Genf

Vereinte Nationen suchen Rezept gegen Killerroboter – gefährliche Entwicklung ist kaum zu stoppen

Sehen so die Krieger der Zukunft aus?

Sehen so die Krieger der Zukunft aus?

In Genf diskutiert die UNO über autonome Waffensysteme. Die gefährliche Entwicklung ist kaum zu stoppen.

Es ist eine Schreckensvision: Selbstständig operierende Waffensysteme greifen in Konflikte ein, verletzen und töten Soldaten und Zivilisten. Der Mensch hat keine Kontrolle mehr über die Kriegsgeräte. Voll autonome Panzer, Drohnen und Marschflugkörper machen, was sie wollen. Kein Mensch kann sie mehr stoppen.

Seit 2014 hält diese Horrorvision der Zukunftskriege Diplomaten und Rüstungsexperten aus Dutzenden Ländern in Atem.

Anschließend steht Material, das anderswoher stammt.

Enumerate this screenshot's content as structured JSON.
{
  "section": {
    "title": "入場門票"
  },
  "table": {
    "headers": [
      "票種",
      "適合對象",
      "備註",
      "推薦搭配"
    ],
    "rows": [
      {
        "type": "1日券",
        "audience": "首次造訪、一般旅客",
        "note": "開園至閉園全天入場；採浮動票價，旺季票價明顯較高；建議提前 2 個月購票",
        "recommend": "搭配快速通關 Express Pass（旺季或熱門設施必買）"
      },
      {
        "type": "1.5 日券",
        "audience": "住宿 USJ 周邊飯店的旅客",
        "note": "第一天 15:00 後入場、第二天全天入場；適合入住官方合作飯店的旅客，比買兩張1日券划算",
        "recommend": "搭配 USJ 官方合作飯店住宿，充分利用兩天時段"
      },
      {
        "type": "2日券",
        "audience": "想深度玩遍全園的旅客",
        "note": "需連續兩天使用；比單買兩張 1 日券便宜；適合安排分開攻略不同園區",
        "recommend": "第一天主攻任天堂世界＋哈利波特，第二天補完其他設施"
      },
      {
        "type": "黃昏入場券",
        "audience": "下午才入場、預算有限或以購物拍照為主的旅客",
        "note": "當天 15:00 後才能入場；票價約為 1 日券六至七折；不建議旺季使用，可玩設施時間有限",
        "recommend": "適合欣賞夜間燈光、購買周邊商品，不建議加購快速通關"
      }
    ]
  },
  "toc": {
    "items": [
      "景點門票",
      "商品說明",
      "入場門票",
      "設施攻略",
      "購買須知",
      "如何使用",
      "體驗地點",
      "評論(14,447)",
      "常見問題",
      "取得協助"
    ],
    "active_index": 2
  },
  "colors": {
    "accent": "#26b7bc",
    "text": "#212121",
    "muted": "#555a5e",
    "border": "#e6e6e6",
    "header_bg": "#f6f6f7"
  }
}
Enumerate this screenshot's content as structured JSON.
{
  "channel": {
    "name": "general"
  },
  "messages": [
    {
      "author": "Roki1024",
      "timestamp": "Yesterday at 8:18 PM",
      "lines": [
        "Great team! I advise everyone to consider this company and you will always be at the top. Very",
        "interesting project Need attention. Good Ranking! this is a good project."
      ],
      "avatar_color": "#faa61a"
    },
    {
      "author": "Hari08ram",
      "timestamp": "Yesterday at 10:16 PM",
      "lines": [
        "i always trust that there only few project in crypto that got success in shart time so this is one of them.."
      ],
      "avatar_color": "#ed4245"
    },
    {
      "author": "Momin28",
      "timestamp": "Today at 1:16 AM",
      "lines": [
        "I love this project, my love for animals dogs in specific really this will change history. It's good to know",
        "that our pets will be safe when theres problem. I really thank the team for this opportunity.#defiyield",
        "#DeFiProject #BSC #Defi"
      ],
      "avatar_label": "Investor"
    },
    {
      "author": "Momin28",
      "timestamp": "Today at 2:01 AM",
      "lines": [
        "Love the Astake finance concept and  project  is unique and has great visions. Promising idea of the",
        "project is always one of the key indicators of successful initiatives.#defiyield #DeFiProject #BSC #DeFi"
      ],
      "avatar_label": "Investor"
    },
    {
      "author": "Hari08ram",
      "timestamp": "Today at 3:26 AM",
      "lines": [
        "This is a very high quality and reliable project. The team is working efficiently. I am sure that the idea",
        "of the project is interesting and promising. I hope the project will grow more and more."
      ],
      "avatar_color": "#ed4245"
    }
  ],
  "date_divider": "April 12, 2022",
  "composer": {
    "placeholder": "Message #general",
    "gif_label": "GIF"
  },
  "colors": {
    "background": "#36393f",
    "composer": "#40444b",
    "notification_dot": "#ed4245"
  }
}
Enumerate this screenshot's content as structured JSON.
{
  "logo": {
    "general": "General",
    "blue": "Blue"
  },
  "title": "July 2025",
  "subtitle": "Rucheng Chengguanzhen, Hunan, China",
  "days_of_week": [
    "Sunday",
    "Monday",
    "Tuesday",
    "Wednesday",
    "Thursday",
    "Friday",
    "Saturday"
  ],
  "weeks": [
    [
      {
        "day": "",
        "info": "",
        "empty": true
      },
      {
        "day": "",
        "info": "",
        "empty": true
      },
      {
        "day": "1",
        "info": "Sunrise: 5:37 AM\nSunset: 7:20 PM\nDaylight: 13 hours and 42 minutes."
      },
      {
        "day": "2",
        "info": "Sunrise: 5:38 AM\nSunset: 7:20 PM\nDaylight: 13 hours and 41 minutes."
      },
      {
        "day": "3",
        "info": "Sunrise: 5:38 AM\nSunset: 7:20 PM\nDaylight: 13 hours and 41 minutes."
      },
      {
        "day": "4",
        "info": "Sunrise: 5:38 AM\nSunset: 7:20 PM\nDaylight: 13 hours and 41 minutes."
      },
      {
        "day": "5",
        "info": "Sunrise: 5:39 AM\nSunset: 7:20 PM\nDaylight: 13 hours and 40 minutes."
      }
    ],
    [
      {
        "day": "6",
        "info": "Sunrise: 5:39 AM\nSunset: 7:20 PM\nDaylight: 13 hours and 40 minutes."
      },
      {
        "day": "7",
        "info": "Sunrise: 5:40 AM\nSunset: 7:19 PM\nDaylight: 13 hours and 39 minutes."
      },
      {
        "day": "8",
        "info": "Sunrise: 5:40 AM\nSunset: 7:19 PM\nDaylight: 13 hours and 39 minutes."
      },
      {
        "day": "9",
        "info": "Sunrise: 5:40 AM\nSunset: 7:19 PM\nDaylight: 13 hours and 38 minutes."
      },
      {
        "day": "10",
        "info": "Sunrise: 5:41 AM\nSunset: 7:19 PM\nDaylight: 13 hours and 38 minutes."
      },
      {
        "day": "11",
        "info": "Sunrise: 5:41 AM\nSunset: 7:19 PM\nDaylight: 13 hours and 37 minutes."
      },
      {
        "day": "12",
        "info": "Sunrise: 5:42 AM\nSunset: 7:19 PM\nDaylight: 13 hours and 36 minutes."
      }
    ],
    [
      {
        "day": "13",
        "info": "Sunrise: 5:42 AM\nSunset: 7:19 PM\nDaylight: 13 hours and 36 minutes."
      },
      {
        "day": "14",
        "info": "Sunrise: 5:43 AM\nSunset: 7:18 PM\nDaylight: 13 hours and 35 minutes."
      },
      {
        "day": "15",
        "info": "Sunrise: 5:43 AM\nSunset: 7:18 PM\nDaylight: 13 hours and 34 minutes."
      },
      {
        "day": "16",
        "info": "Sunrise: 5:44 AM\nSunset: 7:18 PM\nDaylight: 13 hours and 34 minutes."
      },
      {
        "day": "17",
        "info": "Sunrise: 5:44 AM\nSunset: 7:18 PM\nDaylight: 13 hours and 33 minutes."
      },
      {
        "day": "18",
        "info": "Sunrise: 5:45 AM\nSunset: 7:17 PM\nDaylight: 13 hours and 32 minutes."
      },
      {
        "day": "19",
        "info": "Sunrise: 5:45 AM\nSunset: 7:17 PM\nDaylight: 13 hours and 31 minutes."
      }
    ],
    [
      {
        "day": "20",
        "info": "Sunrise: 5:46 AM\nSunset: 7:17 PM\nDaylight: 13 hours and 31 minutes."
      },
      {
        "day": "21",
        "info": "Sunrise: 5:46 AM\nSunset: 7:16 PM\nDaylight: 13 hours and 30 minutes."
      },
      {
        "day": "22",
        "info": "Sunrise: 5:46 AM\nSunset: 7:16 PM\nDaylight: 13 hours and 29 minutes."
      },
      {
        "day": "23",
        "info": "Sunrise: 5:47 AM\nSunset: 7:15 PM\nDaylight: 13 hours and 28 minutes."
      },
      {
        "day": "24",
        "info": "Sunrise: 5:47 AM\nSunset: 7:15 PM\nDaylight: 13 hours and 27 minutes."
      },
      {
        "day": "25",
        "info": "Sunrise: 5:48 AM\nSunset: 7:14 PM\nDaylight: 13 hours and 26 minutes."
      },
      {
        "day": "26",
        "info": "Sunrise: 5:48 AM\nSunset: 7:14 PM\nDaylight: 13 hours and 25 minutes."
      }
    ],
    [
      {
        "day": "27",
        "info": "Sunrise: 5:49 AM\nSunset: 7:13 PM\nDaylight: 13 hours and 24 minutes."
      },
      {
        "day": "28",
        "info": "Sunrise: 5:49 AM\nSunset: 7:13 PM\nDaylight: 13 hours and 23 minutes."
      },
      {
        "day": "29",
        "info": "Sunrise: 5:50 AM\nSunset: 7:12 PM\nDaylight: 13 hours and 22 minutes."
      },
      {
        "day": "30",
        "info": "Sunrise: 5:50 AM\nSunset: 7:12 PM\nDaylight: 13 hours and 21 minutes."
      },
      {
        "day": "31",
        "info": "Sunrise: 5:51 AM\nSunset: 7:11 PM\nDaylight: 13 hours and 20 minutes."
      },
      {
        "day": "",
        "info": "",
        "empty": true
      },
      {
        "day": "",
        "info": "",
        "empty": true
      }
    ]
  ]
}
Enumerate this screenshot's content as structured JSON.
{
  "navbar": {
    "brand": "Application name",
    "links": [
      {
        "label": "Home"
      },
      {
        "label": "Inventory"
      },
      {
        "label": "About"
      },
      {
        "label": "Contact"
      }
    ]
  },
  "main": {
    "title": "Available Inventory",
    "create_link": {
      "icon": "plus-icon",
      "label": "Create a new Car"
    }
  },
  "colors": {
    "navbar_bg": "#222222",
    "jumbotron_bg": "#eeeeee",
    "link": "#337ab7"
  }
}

Gestern setzten sie sich im Rahmen der UNO-Waffenkonvention in Genf zusammen, um darüber zu beraten, wie man gegen diese Bedrohung vorgehen könnte. Bislang aber blieb es bei Beratungen – die Staatenvertreter schafften es nicht, sich auf bindende Abmachungen und auf ein Verbot der sogenannten tödlichen autonomen Waffensysteme zu einigen.

Waffenproduzenten blockieren Verbot

Auch in der laufenden Runde, die am Freitag endet, wird wohl kein Prozess über eine Ächtung autonomer Tötungsmaschinen eingeleitet. Der Grund ist einfach, wie ein Vertreter der Internationalen Kampagne zum Stopp von Killerrobotern sagt: Eine Handvoll Staaten wie beispielsweise die USA, Russland, Grossbritannien, Australien oder Israel, die die Entwicklung autonomer Waffensysteme vorantreiben, lähmen die Gespräche. Die Investitionen der Rüstungsindustrie in die selbstständigen Waffen der Zukunft sind laut den Kampagnen-Vertretern beträchtlich.

Auch die Regeln der UNO-Waffenkonvention helfen den Blockierern. Entscheidungen werden einstimmig gefällt. Jeder Vertragsstaat hat ein Veto.

Als Minimalkompromiss könnten die Staaten in Genf noch diese Woche elf Prinzipien verabschieden. Die Abmachung sieht unter anderem vor, dass die «menschliche Verantwortung» für den Einsatz von Waffensystemen gewahrt werden muss, dass letztlich also Menschen über die Einsätze und Ziele der theoretisch autonomen Waffen entscheiden.

Die Prinzipien beinhalten aber keine völkerrechtliche Verpflichtungen. Von einem verbindlichen internationalen Verbot der Killerroboter ist nicht die Rede.

Streubomben-Debatte könnte Weg weisen

Kaum verwunderlich, dass diese Prinzipien den Rüstungsgegnern nicht reichen. Ihr Hauptargument gegen die Killerroboter lautet: Keine Maschine darf über Leben und Tod eines Menschen entscheiden. Damit eine Ächtung von Killerrobotern doch noch zustande kommt, hoffen sie auf eine Lösung ausserhalb der UNO-Waffenkonvention. Dazu müssten Staaten, die sich klar für ein Verbot einsetzen, die Initiative in die Hand nehmen.

Als Vorbild für ein Abkommen über Killerroboter könnte der Vertrag zur Ächtung der Streumunition von 2008 dienen. Jahrelang hatten US-Amerikaner und Russen die Verhandlungen über die heimtückischen Streubomben in den traditionellen UNO-Abrüstungsgremien behindert.

Gegner der Streubomben, darunter Österreich, waren derart verärgert, dass sie einen eigenen Verhandlungsprozess anstiessen. Ohne die USA und Russland. Am Ende stand das für alle geltende Verbot der Streumunition.